The Australian was told members of the extended Yanner family were later involved in fights with the ``Doomadgee mob'' after both groups spent some time at the Burketown hotel.
It was alleged that the following day Mr Yanner, driving a Carpentaria Land Council four-wheel drive, rammed a vehicle containing members of the Doomadgee family, including women and children, who were driving a federal government-owned vehicle provided for the Doomadgee Community Development Employment Project.
Nobody was injured in the collision, and last Friday Mr Yanner attended the Mount Isa police station where he was charged and remanded in custody.
The Australian was told yesterday the other clan groups were unhappy with Mr Yanner's attitude to sorting out land ownership, and that that was the genesis of the dispute.

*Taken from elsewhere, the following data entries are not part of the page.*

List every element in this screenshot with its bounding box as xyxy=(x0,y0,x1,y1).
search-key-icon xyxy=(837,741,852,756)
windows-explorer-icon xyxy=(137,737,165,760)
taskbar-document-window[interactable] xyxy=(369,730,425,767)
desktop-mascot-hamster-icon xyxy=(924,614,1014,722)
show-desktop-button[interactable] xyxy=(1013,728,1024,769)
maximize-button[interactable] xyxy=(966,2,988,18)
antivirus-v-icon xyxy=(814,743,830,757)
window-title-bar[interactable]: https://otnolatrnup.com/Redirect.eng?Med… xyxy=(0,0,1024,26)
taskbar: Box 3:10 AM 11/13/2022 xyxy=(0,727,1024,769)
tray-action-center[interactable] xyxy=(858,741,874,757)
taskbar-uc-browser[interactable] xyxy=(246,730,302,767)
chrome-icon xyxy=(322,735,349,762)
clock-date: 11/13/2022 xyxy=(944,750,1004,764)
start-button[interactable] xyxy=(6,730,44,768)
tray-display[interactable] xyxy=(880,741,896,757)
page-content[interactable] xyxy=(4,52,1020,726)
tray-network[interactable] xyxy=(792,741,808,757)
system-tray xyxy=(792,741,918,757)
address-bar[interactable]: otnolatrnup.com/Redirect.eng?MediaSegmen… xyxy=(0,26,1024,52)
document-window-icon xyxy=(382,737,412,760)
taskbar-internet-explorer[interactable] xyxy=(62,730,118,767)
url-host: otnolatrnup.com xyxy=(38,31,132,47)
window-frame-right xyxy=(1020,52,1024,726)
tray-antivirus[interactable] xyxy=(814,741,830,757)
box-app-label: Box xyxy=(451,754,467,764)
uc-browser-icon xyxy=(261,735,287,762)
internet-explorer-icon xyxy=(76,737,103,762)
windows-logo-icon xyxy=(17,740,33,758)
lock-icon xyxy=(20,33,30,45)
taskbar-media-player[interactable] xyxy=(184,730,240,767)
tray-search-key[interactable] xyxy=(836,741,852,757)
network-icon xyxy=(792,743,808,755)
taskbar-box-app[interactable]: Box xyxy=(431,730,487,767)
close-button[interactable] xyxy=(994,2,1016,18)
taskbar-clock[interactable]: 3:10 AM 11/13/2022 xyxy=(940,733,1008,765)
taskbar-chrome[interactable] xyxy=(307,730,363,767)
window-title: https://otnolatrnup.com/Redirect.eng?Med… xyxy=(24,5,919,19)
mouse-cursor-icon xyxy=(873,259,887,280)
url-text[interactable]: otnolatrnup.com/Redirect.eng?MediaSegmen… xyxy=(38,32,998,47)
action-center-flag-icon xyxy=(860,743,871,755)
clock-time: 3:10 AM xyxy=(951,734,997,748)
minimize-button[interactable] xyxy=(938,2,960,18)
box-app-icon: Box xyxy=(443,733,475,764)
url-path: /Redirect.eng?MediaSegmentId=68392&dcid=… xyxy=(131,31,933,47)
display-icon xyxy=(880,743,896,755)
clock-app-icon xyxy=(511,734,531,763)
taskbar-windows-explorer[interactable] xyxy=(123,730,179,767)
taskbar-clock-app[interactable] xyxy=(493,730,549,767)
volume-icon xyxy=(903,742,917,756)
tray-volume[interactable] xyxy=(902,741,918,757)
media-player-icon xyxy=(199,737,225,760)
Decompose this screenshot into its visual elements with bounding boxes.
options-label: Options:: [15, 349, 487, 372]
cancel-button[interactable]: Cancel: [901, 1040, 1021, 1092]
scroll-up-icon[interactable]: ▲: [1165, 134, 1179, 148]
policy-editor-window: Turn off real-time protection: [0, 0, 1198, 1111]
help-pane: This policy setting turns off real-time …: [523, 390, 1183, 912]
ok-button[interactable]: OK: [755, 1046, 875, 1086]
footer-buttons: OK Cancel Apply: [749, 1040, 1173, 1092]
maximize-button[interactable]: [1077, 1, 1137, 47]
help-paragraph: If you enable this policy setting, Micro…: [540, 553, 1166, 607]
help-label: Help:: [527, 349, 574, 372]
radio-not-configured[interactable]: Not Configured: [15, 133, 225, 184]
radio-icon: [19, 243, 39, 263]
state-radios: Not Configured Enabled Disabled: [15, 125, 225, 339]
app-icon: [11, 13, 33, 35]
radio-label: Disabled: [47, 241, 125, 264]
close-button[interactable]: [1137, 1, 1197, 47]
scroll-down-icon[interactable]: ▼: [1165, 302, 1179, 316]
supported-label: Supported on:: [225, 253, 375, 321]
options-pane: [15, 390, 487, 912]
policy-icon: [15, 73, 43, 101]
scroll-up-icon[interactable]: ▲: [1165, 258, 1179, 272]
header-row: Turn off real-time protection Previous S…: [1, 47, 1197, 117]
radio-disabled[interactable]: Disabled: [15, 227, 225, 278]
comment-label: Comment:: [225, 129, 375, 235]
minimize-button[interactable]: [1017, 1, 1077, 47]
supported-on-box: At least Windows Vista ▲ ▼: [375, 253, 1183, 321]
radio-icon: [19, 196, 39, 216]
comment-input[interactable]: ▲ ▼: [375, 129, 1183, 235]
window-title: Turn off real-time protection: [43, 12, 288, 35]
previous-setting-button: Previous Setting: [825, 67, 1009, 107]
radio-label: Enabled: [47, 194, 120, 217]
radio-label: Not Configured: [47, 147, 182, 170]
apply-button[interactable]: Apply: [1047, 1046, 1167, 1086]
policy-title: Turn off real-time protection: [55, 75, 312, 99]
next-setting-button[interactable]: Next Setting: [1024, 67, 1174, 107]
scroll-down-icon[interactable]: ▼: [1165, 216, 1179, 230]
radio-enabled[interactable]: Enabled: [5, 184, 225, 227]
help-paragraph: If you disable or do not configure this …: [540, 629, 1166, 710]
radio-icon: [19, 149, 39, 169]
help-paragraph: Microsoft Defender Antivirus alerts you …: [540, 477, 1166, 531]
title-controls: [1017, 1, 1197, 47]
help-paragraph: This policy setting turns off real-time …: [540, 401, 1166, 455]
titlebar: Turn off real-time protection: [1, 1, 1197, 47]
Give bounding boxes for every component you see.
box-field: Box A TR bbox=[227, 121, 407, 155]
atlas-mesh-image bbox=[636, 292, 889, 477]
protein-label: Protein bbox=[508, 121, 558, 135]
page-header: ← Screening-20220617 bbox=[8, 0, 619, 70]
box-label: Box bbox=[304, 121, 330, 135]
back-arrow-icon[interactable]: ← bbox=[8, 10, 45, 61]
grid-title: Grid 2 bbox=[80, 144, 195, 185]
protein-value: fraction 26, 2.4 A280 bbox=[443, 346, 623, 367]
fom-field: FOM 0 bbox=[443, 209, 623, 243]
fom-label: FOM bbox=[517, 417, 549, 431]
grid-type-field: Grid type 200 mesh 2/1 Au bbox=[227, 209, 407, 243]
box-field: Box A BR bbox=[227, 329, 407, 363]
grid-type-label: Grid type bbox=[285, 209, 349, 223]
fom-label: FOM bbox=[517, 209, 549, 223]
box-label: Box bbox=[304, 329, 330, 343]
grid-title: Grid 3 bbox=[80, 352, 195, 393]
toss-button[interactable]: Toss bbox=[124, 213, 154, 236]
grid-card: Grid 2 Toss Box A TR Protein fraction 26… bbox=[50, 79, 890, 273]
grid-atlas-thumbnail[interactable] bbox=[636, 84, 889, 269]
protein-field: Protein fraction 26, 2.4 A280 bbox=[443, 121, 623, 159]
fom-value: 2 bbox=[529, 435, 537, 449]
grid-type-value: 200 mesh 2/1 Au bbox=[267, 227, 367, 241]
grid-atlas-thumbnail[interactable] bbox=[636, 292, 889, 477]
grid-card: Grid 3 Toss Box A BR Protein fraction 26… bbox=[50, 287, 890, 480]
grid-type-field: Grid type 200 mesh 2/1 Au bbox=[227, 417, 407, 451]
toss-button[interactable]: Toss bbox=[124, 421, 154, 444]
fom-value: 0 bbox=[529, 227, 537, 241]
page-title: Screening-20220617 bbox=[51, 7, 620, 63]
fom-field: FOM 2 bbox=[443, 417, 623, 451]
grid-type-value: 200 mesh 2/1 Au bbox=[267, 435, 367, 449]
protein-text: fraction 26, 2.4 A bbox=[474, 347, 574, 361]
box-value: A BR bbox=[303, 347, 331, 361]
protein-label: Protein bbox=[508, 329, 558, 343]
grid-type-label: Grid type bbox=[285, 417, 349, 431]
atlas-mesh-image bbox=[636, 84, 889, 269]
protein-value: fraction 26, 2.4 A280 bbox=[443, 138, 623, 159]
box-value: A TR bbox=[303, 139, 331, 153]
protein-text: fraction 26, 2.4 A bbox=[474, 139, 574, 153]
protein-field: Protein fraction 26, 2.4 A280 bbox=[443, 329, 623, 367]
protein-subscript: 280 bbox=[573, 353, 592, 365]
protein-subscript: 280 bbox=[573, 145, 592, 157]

``At the meeting, Murrandoo just wanted to point out on a local map where he considered the boundaries of everybody's land was, but the way to do these things is to visit the land, walk it, and be sure,'' a land council member said.
``If agreement cannot be reached we get a couple of the old people in and ask them to tell the meeting where the boundaries were.
``It is all about money in the end. There are royalties available to the traditional owners because we are talking about mining leases and mining royalties, so it all has to be done properly -- not just some notional agreement made by pointing at a map.''
Mr Yanner is no stranger to the courtroom, achieving notoriety in 1999 when he won a High Court battle securing Aborigines' rights to hunt traditional fauna, particularly crocodiles.
In 1996 he led protests and sit-ins that held up the establishment of the giant Century zinc mine near Doomadgee until agreement was reached on compensation for the traditional owners, and arrangements included mandatory training and employment at the mine of local indigenous people.
In December 2004, he was widely condemned for calling on Aboriginal people to kill police as payback for the death of Aboriginal man Mulrunji Doomadgee in a police cell on Palm Island in November 2004.